The prediction of protein structures presents a formidable challenge due to the intricate nature of protein folding, a complex puzzle in molecular biology. While achieving accurate protein models is arduous, advancements in computational tools like homology modeling or the revolutionary AlphaFold algorithm have substantially streamlined this process. These computational approaches enable the rapid generation of protein models, marking significant progress in this field.

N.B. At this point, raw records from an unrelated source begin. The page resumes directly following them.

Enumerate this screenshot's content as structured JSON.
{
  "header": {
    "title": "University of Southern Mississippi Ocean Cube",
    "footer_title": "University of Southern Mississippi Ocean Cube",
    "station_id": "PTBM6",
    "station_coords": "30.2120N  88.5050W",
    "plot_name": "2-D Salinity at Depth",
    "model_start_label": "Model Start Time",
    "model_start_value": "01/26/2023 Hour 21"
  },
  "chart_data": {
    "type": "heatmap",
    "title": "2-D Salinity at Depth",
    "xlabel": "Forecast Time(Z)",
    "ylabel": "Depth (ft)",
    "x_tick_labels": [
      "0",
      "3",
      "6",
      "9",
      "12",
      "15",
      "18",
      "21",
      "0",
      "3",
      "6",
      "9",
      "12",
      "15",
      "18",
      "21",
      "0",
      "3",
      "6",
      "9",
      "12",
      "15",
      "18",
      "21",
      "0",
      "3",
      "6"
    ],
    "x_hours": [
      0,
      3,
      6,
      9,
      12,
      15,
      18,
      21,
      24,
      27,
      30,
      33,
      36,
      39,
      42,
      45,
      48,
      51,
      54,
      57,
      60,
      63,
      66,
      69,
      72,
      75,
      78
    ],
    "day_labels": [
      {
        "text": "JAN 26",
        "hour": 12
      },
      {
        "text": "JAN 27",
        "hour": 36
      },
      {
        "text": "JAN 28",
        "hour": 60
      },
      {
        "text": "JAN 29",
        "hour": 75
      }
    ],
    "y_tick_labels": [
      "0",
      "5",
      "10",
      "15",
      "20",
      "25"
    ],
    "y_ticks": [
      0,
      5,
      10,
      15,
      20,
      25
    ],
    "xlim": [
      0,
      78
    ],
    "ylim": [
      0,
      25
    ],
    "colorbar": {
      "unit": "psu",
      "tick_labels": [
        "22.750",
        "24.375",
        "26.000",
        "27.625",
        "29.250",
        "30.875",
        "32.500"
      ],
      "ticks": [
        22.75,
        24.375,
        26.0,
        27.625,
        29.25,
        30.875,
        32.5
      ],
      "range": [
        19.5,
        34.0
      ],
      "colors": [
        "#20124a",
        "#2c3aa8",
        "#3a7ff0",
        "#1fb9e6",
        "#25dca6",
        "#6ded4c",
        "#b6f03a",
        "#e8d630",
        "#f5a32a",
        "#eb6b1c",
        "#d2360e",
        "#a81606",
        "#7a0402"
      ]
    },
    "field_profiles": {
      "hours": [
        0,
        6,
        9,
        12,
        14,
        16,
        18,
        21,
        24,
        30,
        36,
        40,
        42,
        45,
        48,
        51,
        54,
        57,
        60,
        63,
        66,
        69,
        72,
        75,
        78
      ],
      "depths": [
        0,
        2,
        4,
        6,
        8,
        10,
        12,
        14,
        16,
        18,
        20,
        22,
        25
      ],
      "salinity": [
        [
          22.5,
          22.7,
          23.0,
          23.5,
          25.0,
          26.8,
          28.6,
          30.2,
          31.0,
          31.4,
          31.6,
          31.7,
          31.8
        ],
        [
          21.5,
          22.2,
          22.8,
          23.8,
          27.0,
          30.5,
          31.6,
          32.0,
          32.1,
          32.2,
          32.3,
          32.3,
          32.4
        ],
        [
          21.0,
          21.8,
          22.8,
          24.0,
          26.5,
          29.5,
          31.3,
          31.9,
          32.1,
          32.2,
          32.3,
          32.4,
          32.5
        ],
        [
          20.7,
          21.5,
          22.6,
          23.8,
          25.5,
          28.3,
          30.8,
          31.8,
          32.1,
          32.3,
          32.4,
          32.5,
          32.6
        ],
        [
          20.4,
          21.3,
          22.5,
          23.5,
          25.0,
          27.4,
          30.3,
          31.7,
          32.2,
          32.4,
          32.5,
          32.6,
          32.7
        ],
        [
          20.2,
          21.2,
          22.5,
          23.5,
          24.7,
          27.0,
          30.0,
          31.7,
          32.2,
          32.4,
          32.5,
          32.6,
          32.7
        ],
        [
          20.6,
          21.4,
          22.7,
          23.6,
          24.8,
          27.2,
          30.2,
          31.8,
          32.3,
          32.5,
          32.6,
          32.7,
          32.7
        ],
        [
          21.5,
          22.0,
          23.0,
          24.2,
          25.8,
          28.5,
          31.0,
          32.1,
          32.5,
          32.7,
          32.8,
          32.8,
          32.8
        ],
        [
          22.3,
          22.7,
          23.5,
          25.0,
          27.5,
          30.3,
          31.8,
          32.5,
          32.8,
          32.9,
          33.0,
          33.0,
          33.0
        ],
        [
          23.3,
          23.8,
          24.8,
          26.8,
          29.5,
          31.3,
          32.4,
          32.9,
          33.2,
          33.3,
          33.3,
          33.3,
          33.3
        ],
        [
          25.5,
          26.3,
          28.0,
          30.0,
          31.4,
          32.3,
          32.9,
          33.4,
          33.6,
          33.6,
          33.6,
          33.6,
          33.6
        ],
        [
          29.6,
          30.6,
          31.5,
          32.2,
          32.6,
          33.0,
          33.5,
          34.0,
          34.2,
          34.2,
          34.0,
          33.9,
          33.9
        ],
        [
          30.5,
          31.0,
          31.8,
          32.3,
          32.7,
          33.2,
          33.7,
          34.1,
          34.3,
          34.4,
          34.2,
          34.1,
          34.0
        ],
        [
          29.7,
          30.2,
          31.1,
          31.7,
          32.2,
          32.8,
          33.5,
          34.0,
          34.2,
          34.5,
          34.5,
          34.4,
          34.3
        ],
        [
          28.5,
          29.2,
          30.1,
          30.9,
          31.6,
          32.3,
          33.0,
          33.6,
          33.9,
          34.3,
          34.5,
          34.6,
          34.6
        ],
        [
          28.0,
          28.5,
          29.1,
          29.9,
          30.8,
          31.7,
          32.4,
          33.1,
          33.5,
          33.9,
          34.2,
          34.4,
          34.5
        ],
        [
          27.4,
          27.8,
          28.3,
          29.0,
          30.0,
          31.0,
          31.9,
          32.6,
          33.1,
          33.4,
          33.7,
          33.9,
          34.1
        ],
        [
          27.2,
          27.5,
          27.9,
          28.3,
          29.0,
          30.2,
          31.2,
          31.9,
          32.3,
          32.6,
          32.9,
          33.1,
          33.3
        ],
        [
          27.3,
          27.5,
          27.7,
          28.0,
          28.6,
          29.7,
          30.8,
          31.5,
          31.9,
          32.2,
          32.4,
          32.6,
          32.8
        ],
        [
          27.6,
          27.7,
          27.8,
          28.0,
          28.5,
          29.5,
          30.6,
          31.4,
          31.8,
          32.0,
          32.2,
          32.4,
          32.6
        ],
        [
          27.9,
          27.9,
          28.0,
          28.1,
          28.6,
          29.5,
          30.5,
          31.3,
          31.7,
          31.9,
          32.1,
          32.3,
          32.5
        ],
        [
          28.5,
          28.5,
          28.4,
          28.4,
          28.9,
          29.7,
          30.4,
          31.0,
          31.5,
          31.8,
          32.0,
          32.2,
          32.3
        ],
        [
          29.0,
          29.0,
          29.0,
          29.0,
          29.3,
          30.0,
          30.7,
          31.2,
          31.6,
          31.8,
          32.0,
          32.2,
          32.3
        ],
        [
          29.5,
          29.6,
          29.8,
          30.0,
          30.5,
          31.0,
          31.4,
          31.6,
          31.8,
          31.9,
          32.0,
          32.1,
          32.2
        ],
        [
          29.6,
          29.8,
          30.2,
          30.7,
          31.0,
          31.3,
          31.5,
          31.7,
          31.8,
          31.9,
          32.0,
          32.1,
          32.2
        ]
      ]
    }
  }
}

Our research group is delving into the enigmatic world of cryptochrome proteins—a class of proteins hypothesized to play a pivotal role in the biological phenomenon of magnetoreception in animals. We employ extensive Molecular Dynamics (MD) simulations to reconstruct the atomistic structures of cryptochromes. These simulations facilitate the exploration of biomolecular systems, enabling us to probe the time evolution of cryptochrome proteins over microseconds through all-atomic simulations and even longer timescales using coarse-grained methods.
This project aims to unlock more profound insights into various properties governing cryptochrome behavior through this comprehensive time-evolution study. This includes elucidating activation mechanisms, unraveling ligand binding dynamics, assessing structure prediction stability, and comprehending other dynamic processes occurring on the microsecond timescale. By leveraging computational tools to dissect the intricate dance of atoms within cryptochrome proteins, we strive to unravel the secrets behind their functionality and contribution to animal magnetoreception.